Les Pauvres invisibles
Son village, Vayres, en bordure de Dordogne, tout près de Libourne, n’a pas reçu les honneurs de Saint-Émilion, classé par l’UNESCO en 1997. Pourtant le bourg est charmant et possède quelques châteaux. Ici, nulle trace visible du couloir de la pauvreté, ainsi nommé par les statisticiens de l’Insee en 2011, dans une note de quatre pages qui croisait leurs données statistiques avec celles de la CAF (Caisse d’allocations familiales) et de la MSA (Mutualité sociale agricole). Elle détaillait le sort d’environ 60 000 personnes de moins de 65 ans vivant sous le seuil de pauvreté. Le couloir part de la pointe nord du Médoc, passe sur la rive droite de l’estuaire à la hauteur de Blaye. Il embrasse ensuite le Libournais, le Sauternais et le Langonais. Ce couloir, qui dessine une sorte de croissant, termine sa course et se referme à Agen et Villeneuve-sur-Lot.

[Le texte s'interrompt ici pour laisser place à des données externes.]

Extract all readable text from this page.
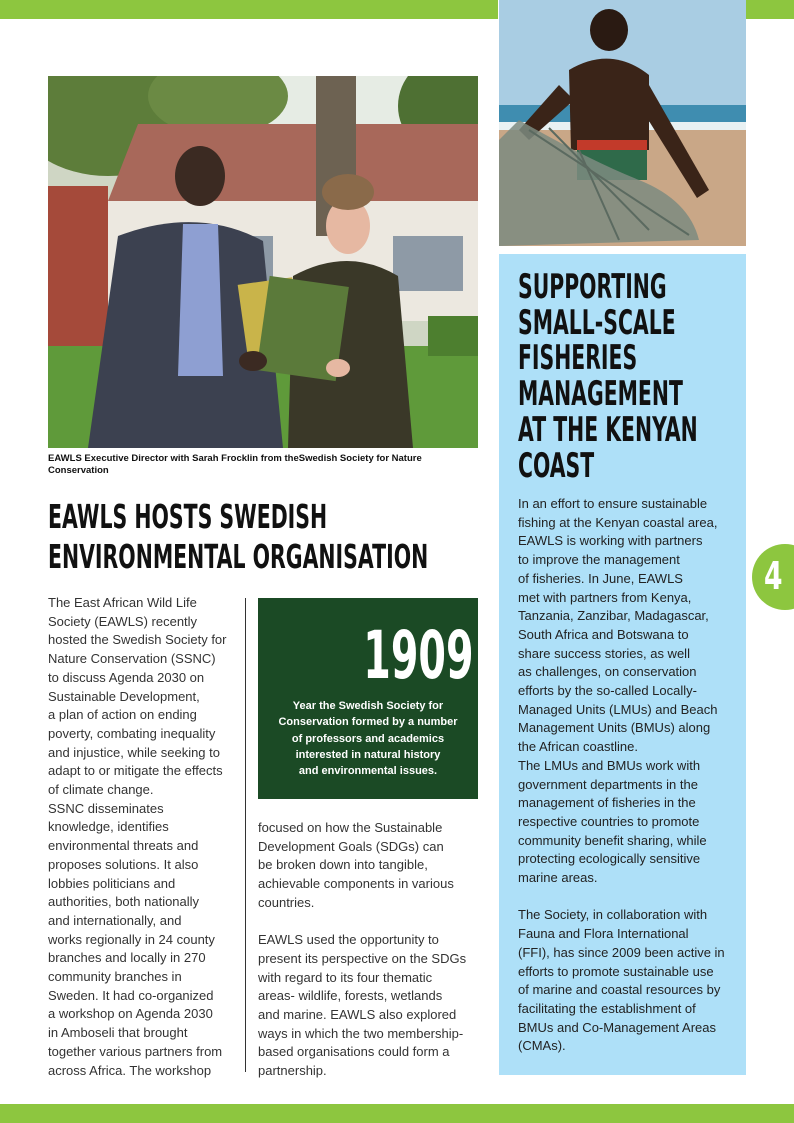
EAWLS Executive Director with Sarah Frocklin from theSwedish Society for Nature Conservation
EAWLS HOSTS SWEDISH
ENVIRONMENTAL ORGANISATION

The East African Wild Life
Society (EAWLS) recently
hosted the Swedish Society for
Nature Conservation (SSNC)
to discuss Agenda 2030 on
Sustainable Development,
a plan of action on ending
poverty, combating inequality
and injustice, while seeking to
adapt to or mitigate the effects
of climate change.
SSNC disseminates
knowledge, identifies
environmental threats and
proposes solutions. It also
lobbies politicians and
authorities, both nationally
and internationally, and
works regionally in 24 county
branches and locally in 270
community branches in
Sweden. It had co-organized
a workshop on Agenda 2030
in Amboseli that brought
together various partners from
across Africa. The workshop

1909
Year the Swedish Society for
Conservation formed by a number
of professors and academics
interested in natural history
and environmental issues.

focused on how the Sustainable
Development Goals (SDGs) can
be broken down into tangible,
achievable components in various
countries.

EAWLS used the opportunity to
present its perspective on the SDGs
with regard to its four thematic
areas- wildlife, forests, wetlands
and marine. EAWLS also explored
ways in which the two membership-
based organisations could form a
partnership.

SUPPORTING
SMALL-SCALE
FISHERIES
MANAGEMENT
AT THE KENYAN
COAST

In an effort to ensure sustainable
fishing at the Kenyan coastal area,
EAWLS is working with partners
to improve the management
of fisheries. In June, EAWLS
met with partners from Kenya,
Tanzania, Zanzibar, Madagascar,
South Africa and Botswana to
share success stories, as well
as challenges, on conservation
efforts by the so-called Locally-
Managed Units (LMUs) and Beach
Management Units (BMUs) along
the African coastline.
The LMUs and BMUs work with
government departments in the
management of fisheries in the
respective countries to promote
community benefit sharing, while
protecting ecologically sensitive
marine areas.

The Society, in collaboration with
Fauna and Flora International
(FFI), has since 2009 been active in
efforts to promote sustainable use
of marine and coastal resources by
facilitating the establishment of
BMUs and Co-Management Areas
(CMAs).

4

L’état décrépi de certaines villes (Lesparre-Médoc, Pauillac, Libourne, Castillon-la Bataille, Langon), à la limite de l’abandon, était visible à l’œil nu. En revanche, tout au long de mon enquête, j’ai été frappée par l’invisibilité prégnante des très pauvres. Il faut croire qu’à la campagne, la misère se cache. Jeanne vit avec son mari Michel dans une maisonnette couleur crème accolée à une autre similaire dans un petit lotissement HLM. Toutes ont une clôture verte en plastique. J’ai rendez-vous à 14 heures, mais à part un chien qui aboie derrière le rideau, pas une âme qui vienne m’ouvrir.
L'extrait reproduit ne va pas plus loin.